Al di che füro con la mente riedi.
Alcardo Aleardi.


Je te revois encor, pauvre chère maison,
Que les vents habitaient dans la froide saison !
Le toit rouge où le givre, en hiver, étincelle ;
La gouttière où s’abreuve, en été, l’hirondelle ;
Le vieux volet qui geint sur le gond tout rouillé ;
Le mur gris qui se fend par le temps éraillé…
Je revois la fenêtre où la vitre irisée
Se mouillait, au matin, d’une larme rosée ;
Le cep dont les rameaux, tout chargés de raisins,
En festons tortueux, grimpaient chez nos voisins ;
Et l’escalier branlant toujours veuf d’une marche ;
Et le noyer courbé comme un vieux patriarche ;
Le jardin, le verger, la fontaine, l’étang,
Les deux saules pleureurs où s’abritait un banc.

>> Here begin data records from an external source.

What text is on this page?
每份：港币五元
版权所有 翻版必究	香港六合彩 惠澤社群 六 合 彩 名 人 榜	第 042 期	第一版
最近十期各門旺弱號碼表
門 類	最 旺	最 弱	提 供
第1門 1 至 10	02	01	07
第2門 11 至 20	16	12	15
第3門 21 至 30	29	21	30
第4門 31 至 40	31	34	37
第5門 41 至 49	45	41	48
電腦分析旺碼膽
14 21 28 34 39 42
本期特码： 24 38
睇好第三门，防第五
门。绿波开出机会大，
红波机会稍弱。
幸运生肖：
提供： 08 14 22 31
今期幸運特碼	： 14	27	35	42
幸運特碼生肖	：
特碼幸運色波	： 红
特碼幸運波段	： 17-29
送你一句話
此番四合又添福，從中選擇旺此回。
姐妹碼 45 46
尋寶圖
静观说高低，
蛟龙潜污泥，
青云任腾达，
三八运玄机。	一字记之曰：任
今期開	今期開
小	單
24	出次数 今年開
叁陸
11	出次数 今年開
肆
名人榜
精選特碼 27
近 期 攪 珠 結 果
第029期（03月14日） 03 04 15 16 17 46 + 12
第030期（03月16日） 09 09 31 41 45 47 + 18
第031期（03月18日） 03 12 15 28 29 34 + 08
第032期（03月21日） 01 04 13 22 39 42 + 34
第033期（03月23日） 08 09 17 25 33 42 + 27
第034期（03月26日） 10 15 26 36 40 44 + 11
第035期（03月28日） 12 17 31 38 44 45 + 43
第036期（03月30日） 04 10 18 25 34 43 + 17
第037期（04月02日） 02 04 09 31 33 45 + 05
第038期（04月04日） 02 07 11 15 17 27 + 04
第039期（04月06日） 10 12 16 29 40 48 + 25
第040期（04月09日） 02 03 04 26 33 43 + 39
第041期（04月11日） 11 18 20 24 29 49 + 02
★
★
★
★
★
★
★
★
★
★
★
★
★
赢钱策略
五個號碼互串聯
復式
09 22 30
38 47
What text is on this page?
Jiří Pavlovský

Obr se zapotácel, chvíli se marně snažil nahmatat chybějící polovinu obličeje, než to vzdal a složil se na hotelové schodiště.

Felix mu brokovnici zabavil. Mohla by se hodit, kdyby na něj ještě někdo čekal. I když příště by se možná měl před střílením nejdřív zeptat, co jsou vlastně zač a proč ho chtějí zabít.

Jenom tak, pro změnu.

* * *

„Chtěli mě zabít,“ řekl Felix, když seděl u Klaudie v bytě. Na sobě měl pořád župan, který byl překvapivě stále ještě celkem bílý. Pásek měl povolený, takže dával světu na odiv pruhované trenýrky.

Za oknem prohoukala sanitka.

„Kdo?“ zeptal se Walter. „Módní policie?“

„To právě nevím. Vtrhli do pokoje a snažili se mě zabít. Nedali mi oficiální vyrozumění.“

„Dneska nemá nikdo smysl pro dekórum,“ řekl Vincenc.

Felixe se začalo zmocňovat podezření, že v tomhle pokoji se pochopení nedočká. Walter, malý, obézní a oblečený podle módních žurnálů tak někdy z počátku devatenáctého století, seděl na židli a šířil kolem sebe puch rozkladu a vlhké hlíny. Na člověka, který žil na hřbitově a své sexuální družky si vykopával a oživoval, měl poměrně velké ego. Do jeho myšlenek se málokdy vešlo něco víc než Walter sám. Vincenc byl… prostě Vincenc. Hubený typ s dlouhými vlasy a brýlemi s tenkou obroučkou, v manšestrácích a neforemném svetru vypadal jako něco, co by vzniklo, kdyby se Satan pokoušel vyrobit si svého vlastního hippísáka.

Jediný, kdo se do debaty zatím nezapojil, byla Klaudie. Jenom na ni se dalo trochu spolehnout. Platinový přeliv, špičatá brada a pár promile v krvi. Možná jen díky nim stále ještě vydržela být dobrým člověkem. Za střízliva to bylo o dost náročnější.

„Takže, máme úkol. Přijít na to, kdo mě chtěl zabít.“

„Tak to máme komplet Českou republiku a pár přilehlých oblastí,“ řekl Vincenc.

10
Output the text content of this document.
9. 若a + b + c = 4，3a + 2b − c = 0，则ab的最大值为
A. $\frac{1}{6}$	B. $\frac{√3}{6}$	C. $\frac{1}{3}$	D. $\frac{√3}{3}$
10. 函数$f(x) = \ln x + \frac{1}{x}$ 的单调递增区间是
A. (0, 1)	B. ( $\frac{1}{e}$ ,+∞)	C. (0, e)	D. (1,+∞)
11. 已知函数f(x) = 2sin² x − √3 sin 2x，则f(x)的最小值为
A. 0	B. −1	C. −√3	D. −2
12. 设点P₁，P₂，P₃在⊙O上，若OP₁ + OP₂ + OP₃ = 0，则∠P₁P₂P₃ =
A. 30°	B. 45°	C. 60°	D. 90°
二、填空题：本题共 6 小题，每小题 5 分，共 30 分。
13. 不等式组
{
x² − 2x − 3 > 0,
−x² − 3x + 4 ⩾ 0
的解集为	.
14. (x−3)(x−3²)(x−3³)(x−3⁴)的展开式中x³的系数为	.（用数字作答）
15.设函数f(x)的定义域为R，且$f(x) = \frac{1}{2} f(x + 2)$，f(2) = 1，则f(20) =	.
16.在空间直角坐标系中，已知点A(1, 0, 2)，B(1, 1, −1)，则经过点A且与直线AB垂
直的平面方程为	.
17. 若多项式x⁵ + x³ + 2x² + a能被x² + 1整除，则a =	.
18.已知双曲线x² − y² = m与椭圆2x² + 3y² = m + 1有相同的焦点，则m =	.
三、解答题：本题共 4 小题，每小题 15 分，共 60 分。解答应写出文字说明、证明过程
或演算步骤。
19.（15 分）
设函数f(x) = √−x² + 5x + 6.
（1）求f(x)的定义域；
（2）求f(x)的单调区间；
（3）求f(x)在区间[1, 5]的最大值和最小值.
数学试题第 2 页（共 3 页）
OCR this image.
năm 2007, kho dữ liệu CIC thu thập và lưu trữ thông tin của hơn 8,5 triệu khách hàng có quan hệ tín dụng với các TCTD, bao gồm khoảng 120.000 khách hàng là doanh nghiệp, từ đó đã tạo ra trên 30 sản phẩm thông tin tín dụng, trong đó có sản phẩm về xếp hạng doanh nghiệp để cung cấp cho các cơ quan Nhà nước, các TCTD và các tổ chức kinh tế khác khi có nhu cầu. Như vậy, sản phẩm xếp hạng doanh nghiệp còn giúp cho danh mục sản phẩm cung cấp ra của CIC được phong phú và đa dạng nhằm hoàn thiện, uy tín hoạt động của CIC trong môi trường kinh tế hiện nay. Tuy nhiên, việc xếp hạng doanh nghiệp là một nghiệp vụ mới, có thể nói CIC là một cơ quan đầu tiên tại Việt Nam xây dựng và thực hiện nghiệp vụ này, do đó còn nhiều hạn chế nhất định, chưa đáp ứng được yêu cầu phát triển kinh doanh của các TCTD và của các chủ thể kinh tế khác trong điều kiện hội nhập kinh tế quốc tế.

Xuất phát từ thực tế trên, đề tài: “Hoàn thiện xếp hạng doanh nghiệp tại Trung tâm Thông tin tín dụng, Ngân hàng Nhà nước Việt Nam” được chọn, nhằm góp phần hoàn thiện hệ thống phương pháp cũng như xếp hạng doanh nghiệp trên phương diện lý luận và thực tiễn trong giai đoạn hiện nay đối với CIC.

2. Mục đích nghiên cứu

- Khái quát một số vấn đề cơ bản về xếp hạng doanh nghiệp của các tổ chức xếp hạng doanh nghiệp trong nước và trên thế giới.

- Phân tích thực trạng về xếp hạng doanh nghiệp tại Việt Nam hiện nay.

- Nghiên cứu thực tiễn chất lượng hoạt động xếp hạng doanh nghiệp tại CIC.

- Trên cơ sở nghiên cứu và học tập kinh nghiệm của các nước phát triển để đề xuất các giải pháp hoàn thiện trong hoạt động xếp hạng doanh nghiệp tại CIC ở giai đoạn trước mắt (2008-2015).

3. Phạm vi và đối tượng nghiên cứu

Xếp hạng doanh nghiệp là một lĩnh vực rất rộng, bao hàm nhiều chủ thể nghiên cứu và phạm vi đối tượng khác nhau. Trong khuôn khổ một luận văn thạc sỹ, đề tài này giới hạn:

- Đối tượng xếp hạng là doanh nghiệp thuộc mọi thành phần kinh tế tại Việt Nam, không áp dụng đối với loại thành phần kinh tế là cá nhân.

Ô matins pleins d’azur ! ô beaux soirs pleins de rêves !
Ô soleil d’autrefois, tout joyeux tu te lèves
Quand mon regard se plonge en ces brumeux lointains
Où dort le souvenir des bonheurs enfantins !


Oh ! qui nous les rendra cès heures envolées !
Les blanchies visions de nos nuits étoilées !
Le mirage doré d’un espoir triomphant
Qui planait, doux rayon, sur notre front d’enfant !
Qui nous rendra ces jours de paix et de lumière !…
Le baiser maternel ouvrant notre paupière
À l’heure où le soleil, frappant à chaque seuil,
Eveille pour chanter le merle et le bouvreuil !…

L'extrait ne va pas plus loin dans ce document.